Kennedy has personally raised $85 for this year’s walk by making and selling slime with her friends.  In May, Kennedy and her friend Angela went door to door and sold slime for $.50 - $3 a jar.  We were astonished by her idea and accomplishment.  While many of her friends were selling slime for personal gain, Kennedy was raising money for a cause that is embedded in her soul.  As a 10-year old, she has more empathy and understanding than most adults I know.
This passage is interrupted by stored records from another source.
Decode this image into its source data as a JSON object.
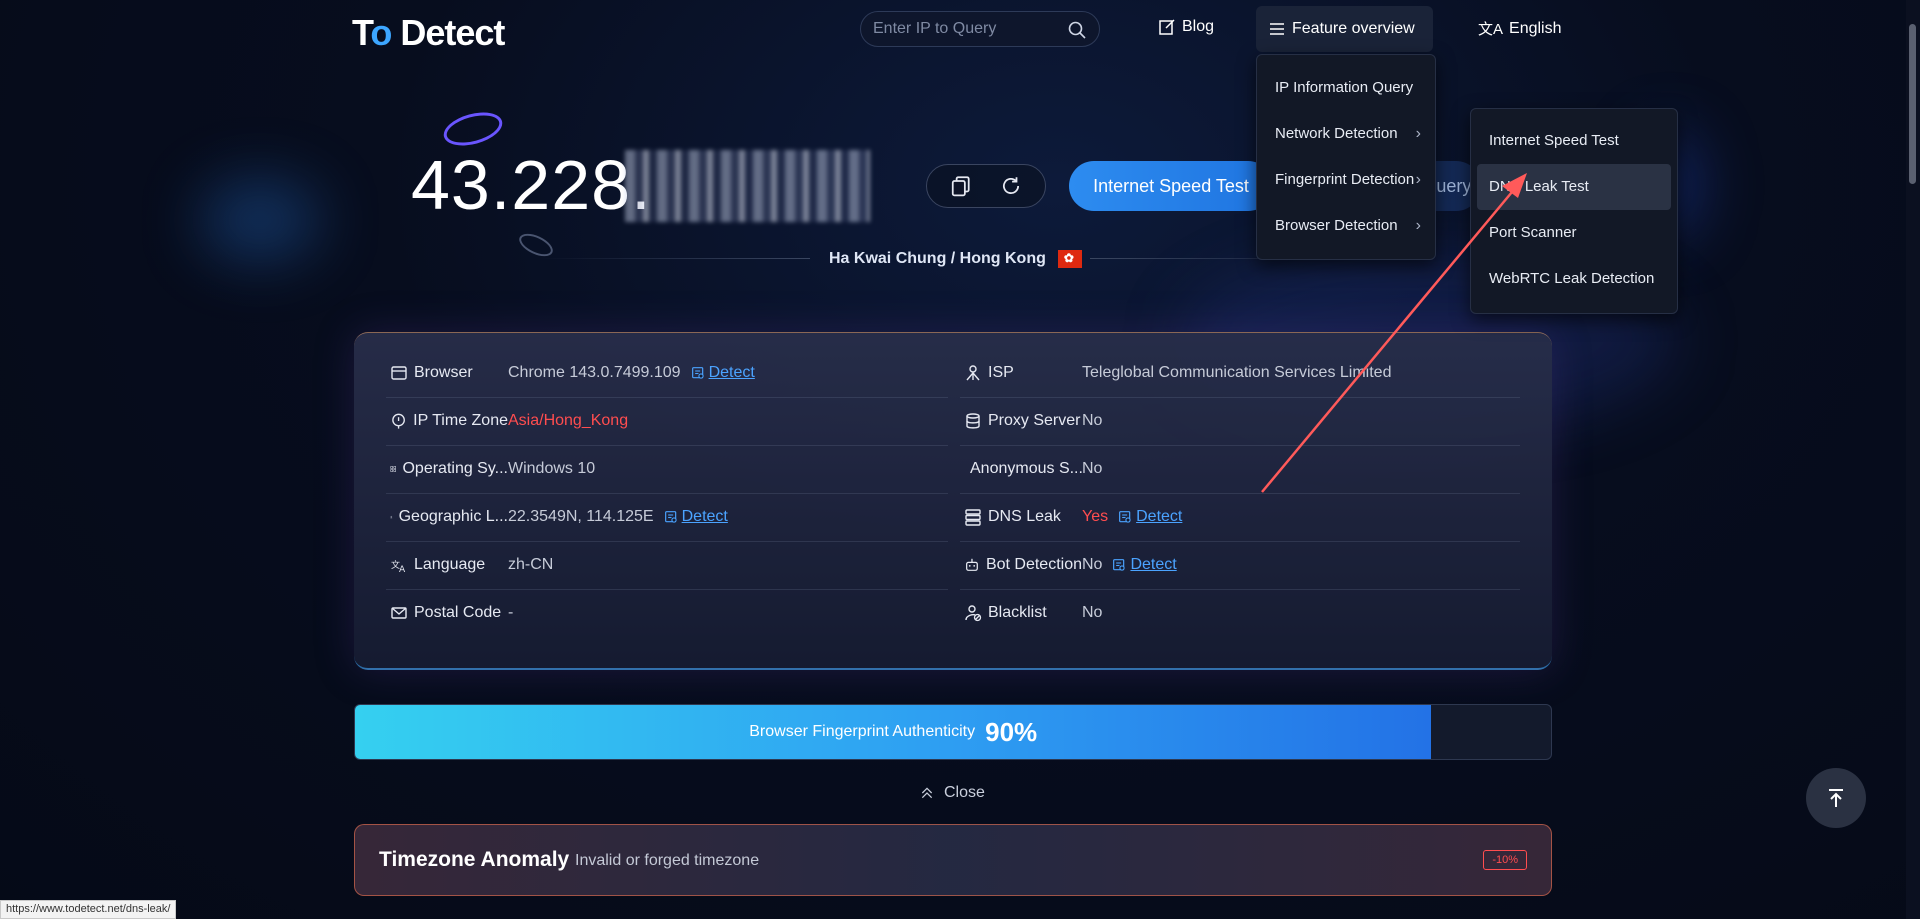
{
  "header": {
    "logo": {
      "part1": "T",
      "part2": "o",
      "part3": " Detect"
    },
    "search_placeholder": "Enter IP to Query",
    "blog_label": "Blog",
    "feature_label": "Feature overview",
    "language_label": "English"
  },
  "feature_menu": {
    "items": [
      {
        "label": "IP Information Query",
        "has_submenu": false
      },
      {
        "label": "Network Detection",
        "has_submenu": true
      },
      {
        "label": "Fingerprint Detection",
        "has_submenu": true
      },
      {
        "label": "Browser Detection",
        "has_submenu": true
      }
    ],
    "chevron": "›"
  },
  "network_submenu": {
    "items": [
      {
        "label": "Internet Speed Test"
      },
      {
        "label": "DNS Leak Test",
        "active": true
      },
      {
        "label": "Port Scanner"
      },
      {
        "label": "WebRTC Leak Detection"
      }
    ]
  },
  "ip_section": {
    "ip_visible": "43.228.",
    "ip_masked": "227.199",
    "speed_test_button": "Internet Speed Test",
    "ip_info_button": "IP Information Query",
    "location": "Ha Kwai Chung / Hong Kong",
    "flag": "Hong Kong"
  },
  "info_card": {
    "left": [
      {
        "icon": "browser-icon",
        "label": "Browser",
        "value": "Chrome 143.0.7499.109",
        "value_color": "normal",
        "detect": "Detect"
      },
      {
        "icon": "location-pin-icon",
        "label": "IP Time Zone",
        "value": "Asia/Hong_Kong",
        "value_color": "red",
        "detect": ""
      },
      {
        "icon": "grid-icon",
        "label": "Operating Sy...",
        "value": "Windows 10",
        "value_color": "normal",
        "detect": ""
      },
      {
        "icon": "map-pin-icon",
        "label": "Geographic L...",
        "value": "22.3549N, 114.125E",
        "value_color": "normal",
        "detect": "Detect"
      },
      {
        "icon": "translate-icon",
        "label": "Language",
        "value": "zh-CN",
        "value_color": "normal",
        "detect": ""
      },
      {
        "icon": "mail-icon",
        "label": "Postal Code",
        "value": "-",
        "value_color": "normal",
        "detect": ""
      }
    ],
    "right": [
      {
        "icon": "user-network-icon",
        "label": "ISP",
        "value": "Teleglobal Communication Services Limited",
        "value_color": "normal",
        "detect": ""
      },
      {
        "icon": "database-icon",
        "label": "Proxy Server",
        "value": "No",
        "value_color": "normal",
        "detect": ""
      },
      {
        "icon": "id-card-icon",
        "label": "Anonymous S...",
        "value": "No",
        "value_color": "normal",
        "detect": ""
      },
      {
        "icon": "server-icon",
        "label": "DNS Leak",
        "value": "Yes",
        "value_color": "red",
        "detect": "Detect"
      },
      {
        "icon": "robot-icon",
        "label": "Bot Detection",
        "value": "No",
        "value_color": "normal",
        "detect": "Detect"
      },
      {
        "icon": "user-block-icon",
        "label": "Blacklist",
        "value": "No",
        "value_color": "normal",
        "detect": ""
      }
    ]
  },
  "fingerprint": {
    "label": "Browser Fingerprint Authenticity",
    "value_text": "90%",
    "percent": 90
  },
  "close_label": "Close",
  "anomaly": {
    "title": "Timezone Anomaly",
    "description": "Invalid or forged timezone",
    "badge": "-10%"
  },
  "status_url": "https://www.todetect.net/dns-leak/",
  "colors": {
    "accent": "#2d8cf0",
    "danger": "#ff4d4f",
    "link": "#4ba3ff",
    "annotation_arrow": "#ff5a5a"
  }
}
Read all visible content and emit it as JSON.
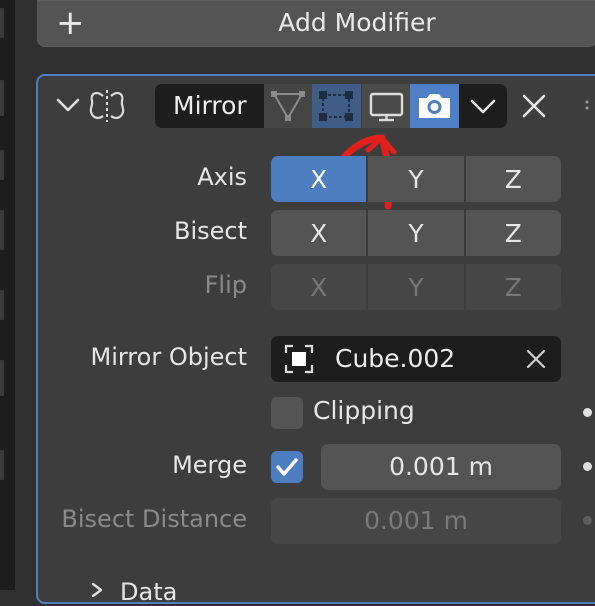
{
  "toolbar": {
    "add_modifier_label": "Add Modifier"
  },
  "modifier": {
    "name": "Mirror",
    "icons": {
      "collapse": "chevron-down-icon",
      "type": "mirror-modifier-icon",
      "edit_mode": "edit-mode-icon",
      "on_cage": "on-cage-icon",
      "viewport": "monitor-icon",
      "render": "camera-icon",
      "menu": "chevron-down-icon",
      "remove": "close-icon"
    },
    "toggles": {
      "edit_mode": false,
      "on_cage": "dimmed",
      "viewport": false,
      "render": true
    }
  },
  "axis": {
    "label": "Axis",
    "options": [
      "X",
      "Y",
      "Z"
    ],
    "active": "X"
  },
  "bisect": {
    "label": "Bisect",
    "options": [
      "X",
      "Y",
      "Z"
    ],
    "active": null
  },
  "flip": {
    "label": "Flip",
    "options": [
      "X",
      "Y",
      "Z"
    ],
    "enabled": false
  },
  "mirror_object": {
    "label": "Mirror Object",
    "value": "Cube.002"
  },
  "clipping": {
    "label": "Clipping",
    "checked": false
  },
  "merge": {
    "label": "Merge",
    "checked": true,
    "value": "0.001 m"
  },
  "bisect_distance": {
    "label": "Bisect Distance",
    "value": "0.001 m",
    "enabled": false
  },
  "subpanel": {
    "label": "Data"
  },
  "colors": {
    "accent": "#4d7ec0",
    "panel": "#3d3d3d",
    "field": "#545454",
    "dark_field": "#1d1d1d",
    "annotation": "#e0201a"
  }
}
So with that end – this is where I ask you to walk with us on September 24 or just donate to a wonderful cause.   Our goal is $7,500 and we are almost there!  The link to our CureSearch fundraising website is:
Thank you all who donated already, this cause means the world to our entire family!

With Love,

Edan Gelt & Gene Khalimsky

Wednesday, May 3, 2017

Happy 10th Birthday Princess Kennedy!

Happy 10th birthday to our beautiful Kennedy!

Dear Kennedy,

Outside of every day, there are three specific times of year we stop and take pause to reflect and appreciate how lucky we are to have you in our lives; the anniversary from your leukemia diagnosis date, the date you finished your last chemo treatment, and your birthday.  These are the days that we look at you a bit differently; hug you more often and hold you a little tighter.  This isn’t to say we don’t appreciate you all other days of the year but most days we forget everything you (and we all) endured.

At 10 years old, you’re more mature than your peers – both mentally and physically.  I contribute genetics to your physical development but without a doubt, your early life experience makes you more perceptive to the social world around you.  You identify pre-teen drama and steer clear; you already know that life is too short to waste your time on gossip and petty behavior.  It took me years to learn some of the lessons you understand at 10 years old.

You are a hard worker.  School doesn’t come very easy for you; often you spend hours reading and re-reading, writing and re-writing but you never give up – you are determined to get it done and come home boasting straight A’s.  Same with dance, you often struggle but work extra hard – practicing with every free moment, not wanting to disappoint your teammates. 

Kennedy, you are our miracle.  We are so proud of who you are and can’t wait to meet the woman you will become.  You and Maddox are the joy and loves of our lives. 

Happy birthday princess KK!


Mom and Dad

Letter written on May 3, 2017 by Edan Gelt and Gene Khalimsky.